Indicios de un continente
      «Quiero que mis cuentos se lean en un futuro, cuando no esté, como mi biografía. A todos los encuadro en lo que llamo Micropedia; ése será algún día el nombre de mi obra cuentística». Así habló el escritor, y me parece que no se trata de una declaración improvisada, sino de la conclusión a la que se llega después de años de practicar, amorosa y devotamente, un género tan apegado a la sustancia y a la forma, y al cual el narrador le llamaba «el rey secreto». Padilla mostró siempre una conciencia peculiar: la de su escritura no como una reunión improvisada de libros sueltos, sino como un todo articulado, una colección con centros temáticos y unidad de estilo. En su «Advertencia» a Inéditos y extraviados, el escritor comenta: «Se trata acaso de fragmentos de novelas, cuentos u obras teatrales perdidos, o de una sola obra: aquella que infatigablemente vamos escribiendo mientras nos llega la muerte, ese relato pantagruélico que nunca terminaremos y del que todos nuestros textos son solamente atisbos, capítulos, tropiezos.»
      En «El hacedor», Jorge Luis Borges sintetiza esta aspiración. Un personaje emprende la titánica labor de escribir el mundo y termina escribiéndose a sí mismo: «Un hombre se propone la tarea de
      dibujar el mundo. A lo largo de los años puebla un espacio con imágenes de provincias, de reinos, de montañas, de bahías, de naves, de islas, de peces, de habitaciones, de instrumentos, de astros, de caballos y de personas. Poco antes de morir, descubre que ese paciente laberinto de líneas traza la imagen de su cara».
      El autor deja a la libre interpretación del lector la razón de llamar «trenes» a las brevedades que escribía.
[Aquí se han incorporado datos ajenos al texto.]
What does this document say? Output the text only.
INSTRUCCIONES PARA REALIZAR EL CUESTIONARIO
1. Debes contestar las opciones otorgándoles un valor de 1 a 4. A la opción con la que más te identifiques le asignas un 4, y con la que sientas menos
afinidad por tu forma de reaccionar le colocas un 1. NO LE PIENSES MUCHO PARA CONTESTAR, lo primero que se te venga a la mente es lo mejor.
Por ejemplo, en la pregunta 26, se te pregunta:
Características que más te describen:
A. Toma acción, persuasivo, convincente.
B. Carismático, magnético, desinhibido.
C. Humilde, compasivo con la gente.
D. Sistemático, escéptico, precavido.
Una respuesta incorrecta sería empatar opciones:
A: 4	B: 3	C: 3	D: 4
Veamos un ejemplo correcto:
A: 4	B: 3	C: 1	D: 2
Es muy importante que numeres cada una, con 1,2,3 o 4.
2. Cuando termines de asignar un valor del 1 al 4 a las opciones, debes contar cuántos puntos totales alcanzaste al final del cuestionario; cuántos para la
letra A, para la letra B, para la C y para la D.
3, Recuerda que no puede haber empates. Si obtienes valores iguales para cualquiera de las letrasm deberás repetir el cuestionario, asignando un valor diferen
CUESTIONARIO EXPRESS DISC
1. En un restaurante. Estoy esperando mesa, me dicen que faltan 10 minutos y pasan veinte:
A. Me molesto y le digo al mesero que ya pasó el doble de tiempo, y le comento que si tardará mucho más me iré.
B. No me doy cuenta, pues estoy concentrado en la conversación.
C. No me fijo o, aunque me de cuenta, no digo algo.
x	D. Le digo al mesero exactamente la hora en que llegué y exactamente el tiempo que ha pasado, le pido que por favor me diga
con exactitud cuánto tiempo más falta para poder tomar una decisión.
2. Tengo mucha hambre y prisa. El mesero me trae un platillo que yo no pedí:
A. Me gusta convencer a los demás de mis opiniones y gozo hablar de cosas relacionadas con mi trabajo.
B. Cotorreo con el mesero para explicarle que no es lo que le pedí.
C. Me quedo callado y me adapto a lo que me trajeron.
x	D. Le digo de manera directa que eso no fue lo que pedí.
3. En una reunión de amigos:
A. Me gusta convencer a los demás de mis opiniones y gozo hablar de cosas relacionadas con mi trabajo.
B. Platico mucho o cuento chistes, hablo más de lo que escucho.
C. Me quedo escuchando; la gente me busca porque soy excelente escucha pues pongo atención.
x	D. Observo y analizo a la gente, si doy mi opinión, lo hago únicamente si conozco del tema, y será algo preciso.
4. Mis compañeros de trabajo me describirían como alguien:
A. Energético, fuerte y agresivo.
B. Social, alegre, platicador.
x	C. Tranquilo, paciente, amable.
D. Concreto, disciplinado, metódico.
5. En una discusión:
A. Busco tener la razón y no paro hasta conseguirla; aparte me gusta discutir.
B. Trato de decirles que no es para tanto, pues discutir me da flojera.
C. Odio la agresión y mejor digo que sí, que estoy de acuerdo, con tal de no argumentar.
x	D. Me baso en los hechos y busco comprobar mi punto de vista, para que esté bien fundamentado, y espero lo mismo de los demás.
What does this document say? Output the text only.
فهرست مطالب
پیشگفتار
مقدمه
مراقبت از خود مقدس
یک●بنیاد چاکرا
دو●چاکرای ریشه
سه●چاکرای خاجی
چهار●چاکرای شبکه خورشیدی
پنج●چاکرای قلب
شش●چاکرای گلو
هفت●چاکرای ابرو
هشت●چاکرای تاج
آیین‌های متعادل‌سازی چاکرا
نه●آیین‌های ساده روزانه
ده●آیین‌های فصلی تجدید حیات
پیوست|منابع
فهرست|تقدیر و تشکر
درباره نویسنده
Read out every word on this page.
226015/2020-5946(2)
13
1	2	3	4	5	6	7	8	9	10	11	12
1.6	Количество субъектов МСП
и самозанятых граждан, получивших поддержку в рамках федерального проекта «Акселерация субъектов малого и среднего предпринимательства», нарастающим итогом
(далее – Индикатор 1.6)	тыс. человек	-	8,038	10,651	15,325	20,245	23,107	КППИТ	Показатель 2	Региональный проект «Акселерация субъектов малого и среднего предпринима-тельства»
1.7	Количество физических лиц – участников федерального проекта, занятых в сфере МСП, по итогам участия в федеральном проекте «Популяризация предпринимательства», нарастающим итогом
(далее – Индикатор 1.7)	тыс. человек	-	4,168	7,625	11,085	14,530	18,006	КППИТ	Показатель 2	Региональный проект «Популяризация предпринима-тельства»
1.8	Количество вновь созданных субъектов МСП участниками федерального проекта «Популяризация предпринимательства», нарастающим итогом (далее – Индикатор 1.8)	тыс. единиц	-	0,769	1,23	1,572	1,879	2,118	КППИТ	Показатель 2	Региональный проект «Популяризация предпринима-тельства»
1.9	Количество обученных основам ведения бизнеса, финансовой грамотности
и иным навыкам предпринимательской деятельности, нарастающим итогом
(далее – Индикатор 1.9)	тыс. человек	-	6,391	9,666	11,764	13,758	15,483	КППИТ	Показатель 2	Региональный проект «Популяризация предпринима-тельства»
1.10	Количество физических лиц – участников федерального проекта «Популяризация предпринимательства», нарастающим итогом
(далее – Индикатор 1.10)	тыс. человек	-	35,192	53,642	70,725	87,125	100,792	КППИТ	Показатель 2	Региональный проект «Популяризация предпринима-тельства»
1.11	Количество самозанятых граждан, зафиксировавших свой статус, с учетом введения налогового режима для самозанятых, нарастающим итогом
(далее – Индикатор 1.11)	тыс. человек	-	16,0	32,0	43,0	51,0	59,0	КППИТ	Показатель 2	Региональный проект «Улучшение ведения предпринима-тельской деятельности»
En otra parte de la misma «Advertencia» a su último libro, aclara: «no aspiran sino a meterme en esos laberintos en compañía de un lector tan ocioso como aguerrido». Los laberintos narrativos que traza Padilla tienen su punto de partida en la tradición de las «breves novelas-río» de Giorgio Manganelli, pasan por los grabados de Escher, y tienen una estación importante en los libros del mexicano, quien nos entrega en este libro su versión de los artefactos literarios: «laberintos, trampantojos, decapitadores y saltimbanquis de la ilusión narrativa, paseantes que abren puertos y ventanas hacia universos en tal medida alrevesados que al final tendrían que resultarnos aterradoramente familiares». Vagones sueltos que componen mil versiones del tren de la escritura. Piezas móviles que arrebatan la imaginación; armables, desmontables. Legos literarios de naturaleza lúdica que componen en sí mismos un viaje.
      Esta cualidad, de los cuentos, de los libros, de ser creaciones con vida propia, pero poder pertenecer a un gran fresco narrativo se verifica en quienes hemos recorrido la obra breve del autor. A Padilla le interesaban los aventureros, los inventores, los animales fabulosos, las mentes monstruosas, los seres artificiales, los prodigios, las anomalías. Un pasaje del cuento «Of Mice and Girls», incluido en El androide y las quimeras, dice: «sentenció que algunos de los horrores más trepidantes nacen de ligerísimas transmutaciones de lo cotidiano […] La mente nos protege de la realidad, pero el ángulo del horror se encuentra siempre a escasos grados de nuestra rutina, aguardando el momento en que algo o alguien nos empuje de golpe a ver todo desde una dimensión distinta». Ésta bien podría ser la poética de Ignacio Padilla: descubrir las aristas insospechadas de un elemento cotidiano y provocar así que el universo se reacomode.
      El universo, entonces, en manos del escritor es un modelo armable. Serie de piezas que esconden en su número infinito un secreto oculto en el mapa de sus visiones. Sus lectores reconocemos, al recorrer sus libros, la mirada, el estilo —rostro del escritor— de quien fraguó la trama. Delineamos la imaginación de Ignacio Padilla y celebramos que su escritura nos lleve al ángulo nuevo, a la dimensión distinta, al continente del asombro.